• Analyzing results
  • Conclusion

    • Analyzing results

    In the first index, -β-actin is used as the internal reference protein to ensure that the loading amount of the sample is the same. The results show that the fringe brightness of β-actin is relatively consistent among all groups, indicating that the loading amount of each sample is basically the same, which ensures the reliability of the experimental results, and can exclude the result error caused by the different loading amount of samples.

    The indicator PLP1 in band 2 is a protein associated with nerve function, and its expression is associated with mechanisms related to myelination, neurological health, or neuroinflammation. Previous studies have shown that changes in PLP1 expression may be related to the neuroprotective effect of vitamins or the improvement of vertigo symptoms. The expression level of PLP1 protein in the control group was similar to that in the M+3 and M+4 groups, which proved that the vitamin ratio used in these two groups was more conducive to the recovery of nerve function or the prevention of injury.

    Besides, the changes of PGC-1a stripes reflect the effects of different treatments on cellular metabolic function or mitochondrial activity. The brighter stripes, the higher PGC-1α expression, which suggest the enhanced mitochondrial activity or metabolism. Its expression did not differ significantly in all groups, indicating that different vitamin ratios did not affect mitochondrial activity or cellular metabolic capacity.

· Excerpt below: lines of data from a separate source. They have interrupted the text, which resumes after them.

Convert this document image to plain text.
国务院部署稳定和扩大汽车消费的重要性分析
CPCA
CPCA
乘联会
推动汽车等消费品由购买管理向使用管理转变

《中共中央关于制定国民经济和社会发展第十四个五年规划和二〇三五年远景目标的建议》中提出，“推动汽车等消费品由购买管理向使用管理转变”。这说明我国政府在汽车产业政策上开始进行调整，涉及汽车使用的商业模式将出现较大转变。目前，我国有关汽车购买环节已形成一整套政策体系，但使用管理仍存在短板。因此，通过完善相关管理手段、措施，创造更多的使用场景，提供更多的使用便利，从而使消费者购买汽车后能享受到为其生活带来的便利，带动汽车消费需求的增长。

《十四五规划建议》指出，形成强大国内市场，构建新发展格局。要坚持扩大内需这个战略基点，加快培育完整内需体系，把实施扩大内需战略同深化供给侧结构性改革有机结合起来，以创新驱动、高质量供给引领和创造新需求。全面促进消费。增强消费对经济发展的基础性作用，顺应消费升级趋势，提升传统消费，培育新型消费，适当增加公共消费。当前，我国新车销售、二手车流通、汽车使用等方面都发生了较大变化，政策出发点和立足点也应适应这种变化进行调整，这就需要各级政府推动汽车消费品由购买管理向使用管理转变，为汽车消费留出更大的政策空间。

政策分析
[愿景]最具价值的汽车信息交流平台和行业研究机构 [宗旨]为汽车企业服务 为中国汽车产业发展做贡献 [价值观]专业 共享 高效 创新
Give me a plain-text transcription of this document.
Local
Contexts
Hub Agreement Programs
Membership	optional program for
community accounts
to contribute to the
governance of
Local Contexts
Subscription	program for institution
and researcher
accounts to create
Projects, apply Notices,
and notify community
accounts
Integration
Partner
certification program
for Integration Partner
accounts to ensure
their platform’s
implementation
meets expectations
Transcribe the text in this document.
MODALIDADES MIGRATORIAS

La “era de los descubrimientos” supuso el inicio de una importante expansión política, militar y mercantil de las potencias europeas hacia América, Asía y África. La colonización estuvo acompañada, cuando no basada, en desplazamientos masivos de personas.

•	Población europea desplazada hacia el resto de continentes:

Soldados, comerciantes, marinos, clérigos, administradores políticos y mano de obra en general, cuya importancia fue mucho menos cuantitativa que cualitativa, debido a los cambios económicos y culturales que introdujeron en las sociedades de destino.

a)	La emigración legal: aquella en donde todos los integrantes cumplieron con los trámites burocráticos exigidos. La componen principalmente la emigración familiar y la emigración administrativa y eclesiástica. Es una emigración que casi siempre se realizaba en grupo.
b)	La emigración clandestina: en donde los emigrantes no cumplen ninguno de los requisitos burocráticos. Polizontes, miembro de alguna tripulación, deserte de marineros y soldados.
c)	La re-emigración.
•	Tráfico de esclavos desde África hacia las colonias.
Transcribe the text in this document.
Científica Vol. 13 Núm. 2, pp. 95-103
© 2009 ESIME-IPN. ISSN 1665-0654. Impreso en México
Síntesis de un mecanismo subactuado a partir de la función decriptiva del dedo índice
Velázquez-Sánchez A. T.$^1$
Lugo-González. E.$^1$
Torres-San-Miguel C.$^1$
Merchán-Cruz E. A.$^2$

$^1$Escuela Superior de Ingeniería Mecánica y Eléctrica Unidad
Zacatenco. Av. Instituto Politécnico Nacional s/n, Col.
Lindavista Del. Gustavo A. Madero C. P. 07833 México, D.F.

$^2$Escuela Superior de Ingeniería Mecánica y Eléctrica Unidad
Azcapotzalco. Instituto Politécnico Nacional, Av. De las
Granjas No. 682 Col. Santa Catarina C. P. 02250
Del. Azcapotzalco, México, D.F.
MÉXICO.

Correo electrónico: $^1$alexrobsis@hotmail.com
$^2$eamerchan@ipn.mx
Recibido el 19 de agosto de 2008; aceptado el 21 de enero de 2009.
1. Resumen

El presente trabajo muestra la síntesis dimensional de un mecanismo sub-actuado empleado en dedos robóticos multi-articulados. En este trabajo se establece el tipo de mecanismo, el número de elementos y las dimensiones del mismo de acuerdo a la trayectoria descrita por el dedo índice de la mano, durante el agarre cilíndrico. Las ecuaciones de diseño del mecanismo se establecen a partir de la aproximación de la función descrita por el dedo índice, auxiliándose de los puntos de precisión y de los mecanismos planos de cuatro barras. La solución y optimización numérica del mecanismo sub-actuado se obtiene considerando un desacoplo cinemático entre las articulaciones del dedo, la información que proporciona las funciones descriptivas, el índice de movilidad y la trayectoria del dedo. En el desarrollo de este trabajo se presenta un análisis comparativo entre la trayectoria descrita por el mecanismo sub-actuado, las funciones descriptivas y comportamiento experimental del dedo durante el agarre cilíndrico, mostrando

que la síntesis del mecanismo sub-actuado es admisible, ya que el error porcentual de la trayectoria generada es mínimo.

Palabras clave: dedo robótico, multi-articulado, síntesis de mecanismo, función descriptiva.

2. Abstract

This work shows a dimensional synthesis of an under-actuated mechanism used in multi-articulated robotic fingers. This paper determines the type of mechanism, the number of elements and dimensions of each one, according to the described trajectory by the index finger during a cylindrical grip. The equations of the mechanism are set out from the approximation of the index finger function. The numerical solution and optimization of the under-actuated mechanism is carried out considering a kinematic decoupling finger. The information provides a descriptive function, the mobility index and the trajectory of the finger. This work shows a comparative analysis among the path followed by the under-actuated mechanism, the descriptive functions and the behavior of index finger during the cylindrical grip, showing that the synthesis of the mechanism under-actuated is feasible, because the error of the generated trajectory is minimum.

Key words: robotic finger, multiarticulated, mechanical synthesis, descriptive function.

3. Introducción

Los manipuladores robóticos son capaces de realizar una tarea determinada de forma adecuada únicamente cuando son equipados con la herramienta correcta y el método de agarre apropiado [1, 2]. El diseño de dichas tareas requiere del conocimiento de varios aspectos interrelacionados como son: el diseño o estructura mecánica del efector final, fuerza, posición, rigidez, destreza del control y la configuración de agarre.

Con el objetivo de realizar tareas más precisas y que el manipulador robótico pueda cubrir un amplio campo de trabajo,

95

    The last but not least, fringe brightness of TNF-α reflects the effect of different treatments on the inflammatory response. The brighter the stripes, the higher the expression of TNF-α, indicating a stronger inflammatory response. The results showed that with the increase of B6/B12 ratio (M+3 and M+4 groups), the expression of TNF-α decreased. This means that the high proportion of B6 may play a role in reducing the inflammatory response and thus the symptoms of vertigo associated with inflammation. The reduction of inflammation may be a key mechanism that vitamin B6 plays in preventing vertigo.

    Conclusion

    From the changes of stripes in the results, the combination of the ratio of vitamin B6 to B12 in the drug of 10:1 (M+3) and 20:1 (M+4) was optimal. The expression of PLP1 and PGC-1α was significantly increased in these combinations, while the expression of TNF-α was significantly decreased. This suggests that a higher proportion of B6 may not only promote energy metabolism in mitochondria, but also effectively inhibit the inflammatory response, thereby improving symptoms associated with vertigo. At the same time, the results show that vitamin B6 may play a role in preventing vertigo by enhancing nervous system function, promoting mitochondrial production and reducing inflammatory response. While B12 failed to show significant effects at low levels, high levels of B6 seem to play a key role in this model. Whether this combination has a similar effect in larger animal or clinical studies could be further explored in the future to verify its potential application in the prevention and treatment of vertigo.